BY J DU P BOTHMA

The living buffaloes of Africa are all species of Syncerus, whose earliest fossils have been found in Omo in Ethiopia where they lived some 2,5 million years ago. The early species may have lived in mountainous terrain but later moved onto the plains of East Africa before moving westward and southward. The climate of Africa showed huge monsoonal changes from 2,6 million to 11 700 years ago, which were driven by variations in the orbit of the Earth and caused consequent vegetational changes. These vegetation changes were the drivers of the expansion and contraction of the early buffalo populations, and have influenced their shape and size.

Detailed genetic and morphometric analyses of the living buffaloes over the entire Africa indicate a genetic split between a South-East and a West-Central evolutionary lineage, which happened some 449 000 to 145 000 years ago in the region of the current Democratic Republic of the Congo. The region around Uganda seems to have played a prominent role throughout the history of the South-East lineage consisting of the Cape buffalo Syncerus caffer, while Chad, Cameroon and the Democratic Republic of the Congo played a prominent role in the West-Central lineage consisting of the Lake Chad buffalo Syncerus brachyceros, the Virunga buffalo Syncerus mathewsi and the red, or forest buffalo, Syncerus nanus.
Morphologically, the buffaloes show a gradual, continuous change from the central African rainforest through West Africa and the Sudan to the eastern and southern African savannas. Based on their mitochondrial DNA D-loop sequences, the African buffaloes fall into two distinct groups (clades), with each group containing all the evolutionary descendants of a common ancestor.
The first group consists entirely of the buffaloes from Eastern and Southern Africa, and the second one mainly consists of the forest buffaloes from Cameroon, Gabon and Angola, and two species from Uganda. Because of the climate and vegetation changes over a long time, the Cape buffalo expanded as well as contracted its range, migrating rapidly from the north to the south and back again and genetically swamping the forest buffaloes north of the Lowland forest belt of Africa.
There are no genetic differences between the Cape buffaloes of Southern and Eastern Africa, including the western Rift Valley.
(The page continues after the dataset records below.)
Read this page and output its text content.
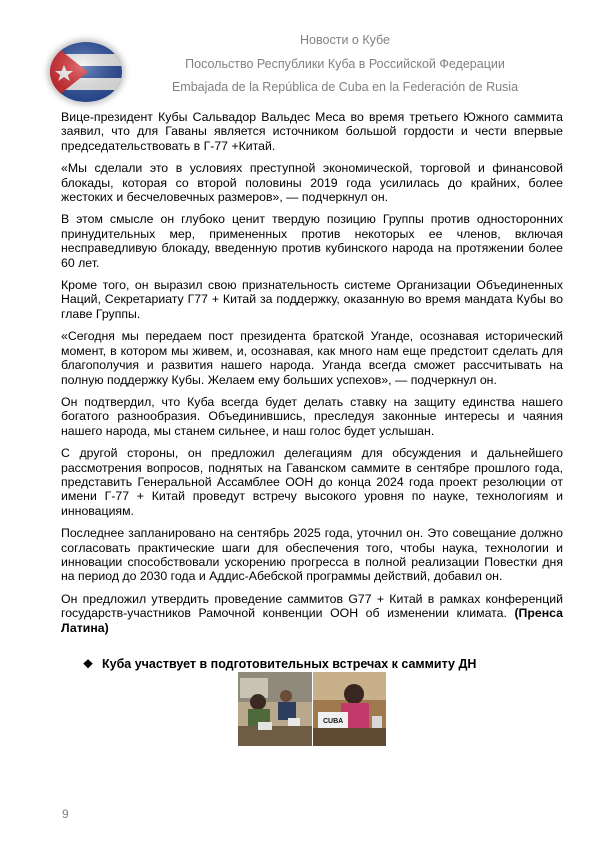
Новости о Кубе
Посольство Республики Куба в Российской Федерации
Embajada de la República de Cuba en la Federación de Rusia

Вице-президент Кубы Сальвадор Вальдес Меса во время третьего Южного саммита заявил, что для Гаваны является источником большой гордости и чести впервые председательствовать в Г-77 +Китай.

«Мы сделали это в условиях преступной экономической, торговой и финансовой блокады, которая со второй половины 2019 года усилилась до крайних, более жестоких и бесчеловечных размеров», — подчеркнул он.

В этом смысле он глубоко ценит твердую позицию Группы против односторонних принудительных мер, примененных против некоторых ее членов, включая несправедливую блокаду, введенную против кубинского народа на протяжении более 60 лет.

Кроме того, он выразил свою признательность системе Организации Объединенных Наций, Секретариату Г77 + Китай за поддержку, оказанную во время мандата Кубы во главе Группы.

«Сегодня мы передаем пост президента братской Уганде, осознавая исторический момент, в котором мы живем, и, осознавая, как много нам еще предстоит сделать для благополучия и развития нашего народа. Уганда всегда сможет рассчитывать на полную поддержку Кубы. Желаем ему больших успехов», — подчеркнул он.

Он подтвердил, что Куба всегда будет делать ставку на защиту единства нашего богатого разнообразия. Объединившись, преследуя законные интересы и чаяния нашего народа, мы станем сильнее, и наш голос будет услышан.

С другой стороны, он предложил делегациям для обсуждения и дальнейшего рассмотрения вопросов, поднятых на Гаванском саммите в сентябре прошлого года, представить Генеральной Ассамблее ООН до конца 2024 года проект резолюции от имени Г-77 + Китай проведут встречу высокого уровня по науке, технологиям и инновациям.

Последнее запланировано на сентябрь 2025 года, уточнил он. Это совещание должно согласовать практические шаги для обеспечения того, чтобы наука, технологии и инновации способствовали ускорению прогресса в полной реализации Повестки дня на период до 2030 года и Аддис-Абебской программы действий, добавил он.

Он предложил утвердить проведение саммитов G77 + Китай в рамках конференций государств-участников Рамочной конвенции ООН об изменении климата. (Пренса Латина)

❖ Куба участвует в подготовительных встречах к саммиту ДН
CUBA
9
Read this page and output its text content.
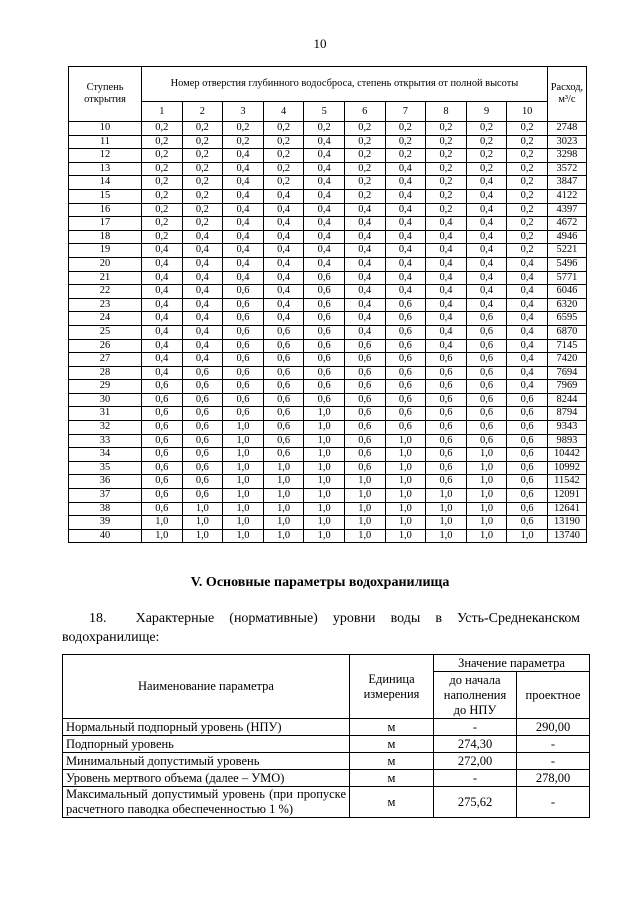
10
Ступень открытия	Номер отверстия глубинного водосброса, степень открытия от полной высоты										Расход, м³/с
	1	2	3	4	5	6	7	8	9	10	
10	0,2	0,2	0,2	0,2	0,2	0,2	0,2	0,2	0,2	0,2	2748
11	0,2	0,2	0,2	0,2	0,4	0,2	0,2	0,2	0,2	0,2	3023
12	0,2	0,2	0,4	0,2	0,4	0,2	0,2	0,2	0,2	0,2	3298
13	0,2	0,2	0,4	0,2	0,4	0,2	0,4	0,2	0,2	0,2	3572
14	0,2	0,2	0,4	0,2	0,4	0,2	0,4	0,2	0,4	0,2	3847
15	0,2	0,2	0,4	0,4	0,4	0,2	0,4	0,2	0,4	0,2	4122
16	0,2	0,2	0,4	0,4	0,4	0,4	0,4	0,2	0,4	0,2	4397
17	0,2	0,2	0,4	0,4	0,4	0,4	0,4	0,4	0,4	0,2	4672
18	0,2	0,4	0,4	0,4	0,4	0,4	0,4	0,4	0,4	0,2	4946
19	0,4	0,4	0,4	0,4	0,4	0,4	0,4	0,4	0,4	0,2	5221
20	0,4	0,4	0,4	0,4	0,4	0,4	0,4	0,4	0,4	0,4	5496
21	0,4	0,4	0,4	0,4	0,6	0,4	0,4	0,4	0,4	0,4	5771
22	0,4	0,4	0,6	0,4	0,6	0,4	0,4	0,4	0,4	0,4	6046
23	0,4	0,4	0,6	0,4	0,6	0,4	0,6	0,4	0,4	0,4	6320
24	0,4	0,4	0,6	0,4	0,6	0,4	0,6	0,4	0,6	0,4	6595
25	0,4	0,4	0,6	0,6	0,6	0,4	0,6	0,4	0,6	0,4	6870
26	0,4	0,4	0,6	0,6	0,6	0,6	0,6	0,4	0,6	0,4	7145
27	0,4	0,4	0,6	0,6	0,6	0,6	0,6	0,6	0,6	0,4	7420
28	0,4	0,6	0,6	0,6	0,6	0,6	0,6	0,6	0,6	0,4	7694
29	0,6	0,6	0,6	0,6	0,6	0,6	0,6	0,6	0,6	0,4	7969
30	0,6	0,6	0,6	0,6	0,6	0,6	0,6	0,6	0,6	0,6	8244
31	0,6	0,6	0,6	0,6	1,0	0,6	0,6	0,6	0,6	0,6	8794
32	0,6	0,6	1,0	0,6	1,0	0,6	0,6	0,6	0,6	0,6	9343
33	0,6	0,6	1,0	0,6	1,0	0,6	1,0	0,6	0,6	0,6	9893
34	0,6	0,6	1,0	0,6	1,0	0,6	1,0	0,6	1,0	0,6	10442
35	0,6	0,6	1,0	1,0	1,0	0,6	1,0	0,6	1,0	0,6	10992
36	0,6	0,6	1,0	1,0	1,0	1,0	1,0	0,6	1,0	0,6	11542
37	0,6	0,6	1,0	1,0	1,0	1,0	1,0	1,0	1,0	0,6	12091
38	0,6	1,0	1,0	1,0	1,0	1,0	1,0	1,0	1,0	0,6	12641
39	1,0	1,0	1,0	1,0	1,0	1,0	1,0	1,0	1,0	0,6	13190
40	1,0	1,0	1,0	1,0	1,0	1,0	1,0	1,0	1,0	1,0	13740
V. Основные параметры водохранилища
18. Характерные (нормативные) уровни воды в Усть-Среднеканском водохранилище:
Наименование параметра	Единица измерения	Значение параметра	
		до начала наполнения до НПУ	проектное
Нормальный подпорный уровень (НПУ)	м	-	290,00
Подпорный уровень	м	274,30	-
Минимальный допустимый уровень	м	272,00	-
Уровень мертвого объема (далее – УМО)	м	-	278,00
Максимальный допустимый уровень (при пропуске расчетного паводка обеспеченностью 1 %)	м	275,62	-
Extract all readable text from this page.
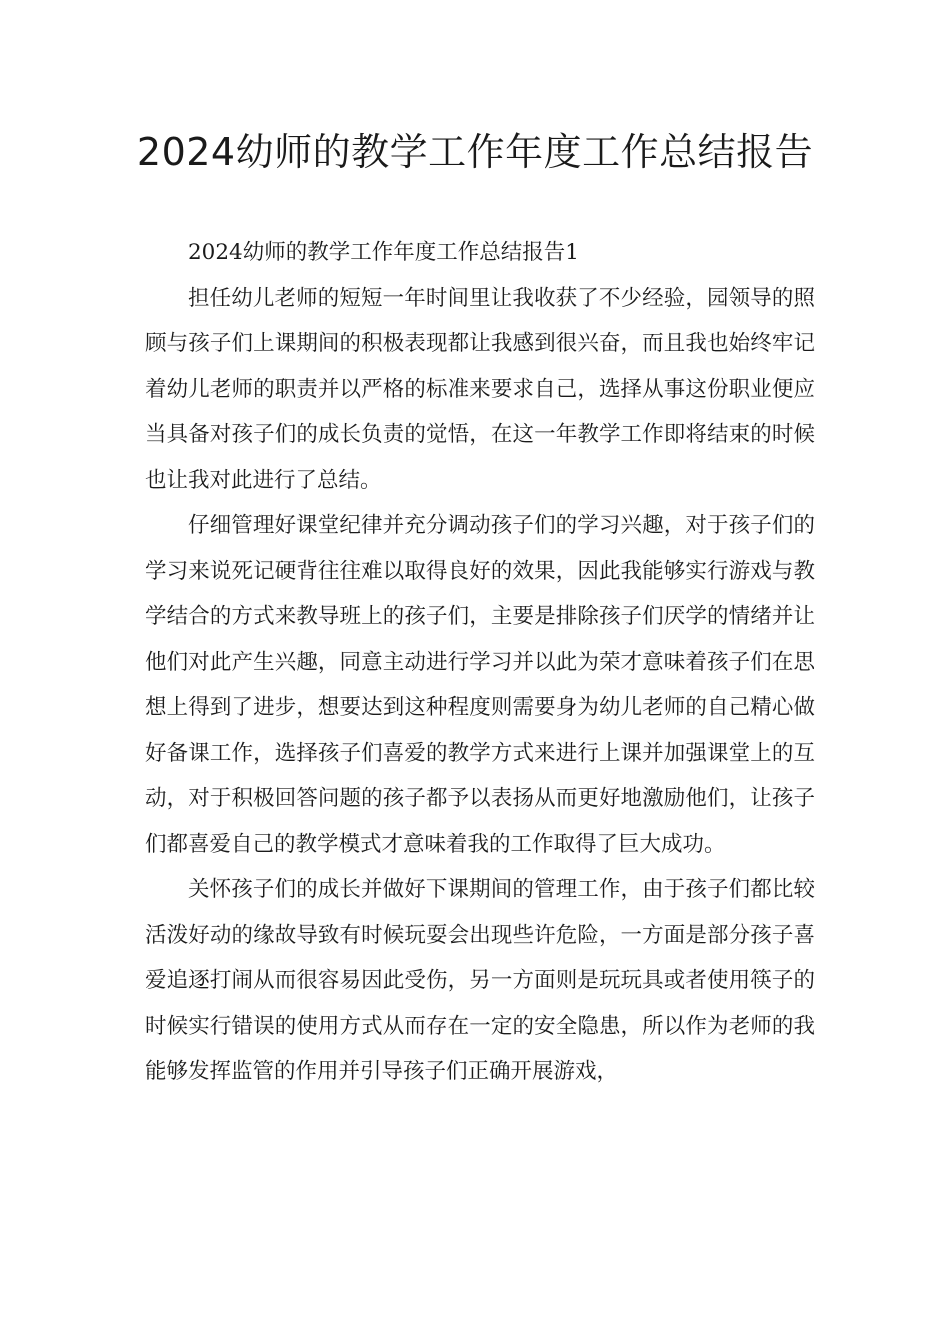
2024幼师的教学工作年度工作总结报告

2024幼师的教学工作年度工作总结报告1

担任幼儿老师的短短一年时间里让我收获了不少经验，园领导的照顾与孩子们上课期间的积极表现都让我感到很兴奋，而且我也始终牢记着幼儿老师的职责并以严格的标准来要求自己，选择从事这份职业便应当具备对孩子们的成长负责的觉悟，在这一年教学工作即将结束的时候也让我对此进行了总结。

仔细管理好课堂纪律并充分调动孩子们的学习兴趣，对于孩子们的学习来说死记硬背往往难以取得良好的效果，因此我能够实行游戏与教学结合的方式来教导班上的孩子们，主要是排除孩子们厌学的情绪并让他们对此产生兴趣，同意主动进行学习并以此为荣才意味着孩子们在思想上得到了进步，想要达到这种程度则需要身为幼儿老师的自己精心做好备课工作，选择孩子们喜爱的教学方式来进行上课并加强课堂上的互动，对于积极回答问题的孩子都予以表扬从而更好地激励他们，让孩子们都喜爱自己的教学模式才意味着我的工作取得了巨大成功。

关怀孩子们的成长并做好下课期间的管理工作，由于孩子们都比较活泼好动的缘故导致有时候玩耍会出现些许危险，一方面是部分孩子喜爱追逐打闹从而很容易因此受伤，另一方面则是玩玩具或者使用筷子的时候实行错误的使用方式从而存在一定的安全隐患，所以作为老师的我能够发挥监管的作用并引导孩子们正确开展游戏，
Although the buffaloes from South Africa have a somewhat greater mean curved horn length and a smaller span, these differences are extremely small when measured over its entire distribution. All the individuals from Chad, Sudan and Northern Nigeria are genetically similar and represent Syncerus brachyceros. This species includes what is called the Nile buffalo, which was originally described scientifically as Syncerus aequinoctialis by Blyth in 1866, but is no longer a valid species or even subspecies.
Continual, variable environmental conditions have lead to morphological adaptations to create ecological buffalo variants that have no genetic base, such as the unique shape and size of the horns of the savanna buffaloes in East Africa and the physical appearance of the Nile buffalo.
In the so-called Nile buffalo, the shoulder height is around 1,2 m and a bull weighs around 600 kg. The coat colour is fawn to dark brown, usually slightly reddish but never quite black, and the ears are longer, hang below the base of the skull and are poorly fringed. The horns spread wide laterally but are much less curved than in the Cape buffalo, and the bases of the horns are greatly expanded and nearly meet in the midline of the forehead, but do not form a boss. It occurs in Ethiopia and Sudan westwards through the savanna belt to Senegal and in Central Africa north of the Shari River. In East Africa it is the common type of buffalo for most of Uganda along the Nile River to Lake Victoria, and along the eastern side of the Great Lakes at least as far as the Kazinga Channel in Uganda. ASM

References
Groves, C & P Grubb 2011. Ungulate taxonomy. Baltimore, Maryland: Johns Hopkins University Press, pages 119 – 124.
Smitz, N, C Berthouly, D Cornélis, R Heller, P van der Hooft, P Chardonnet, A Caron, H Prins, B Janse van Vuuren, H de Jongh & J Michaux 2013. Pan-African genetic structure in the African buffalo (Syncerus caffer): Investigating intraspecific divergence. PLoS One 8(2): e56235.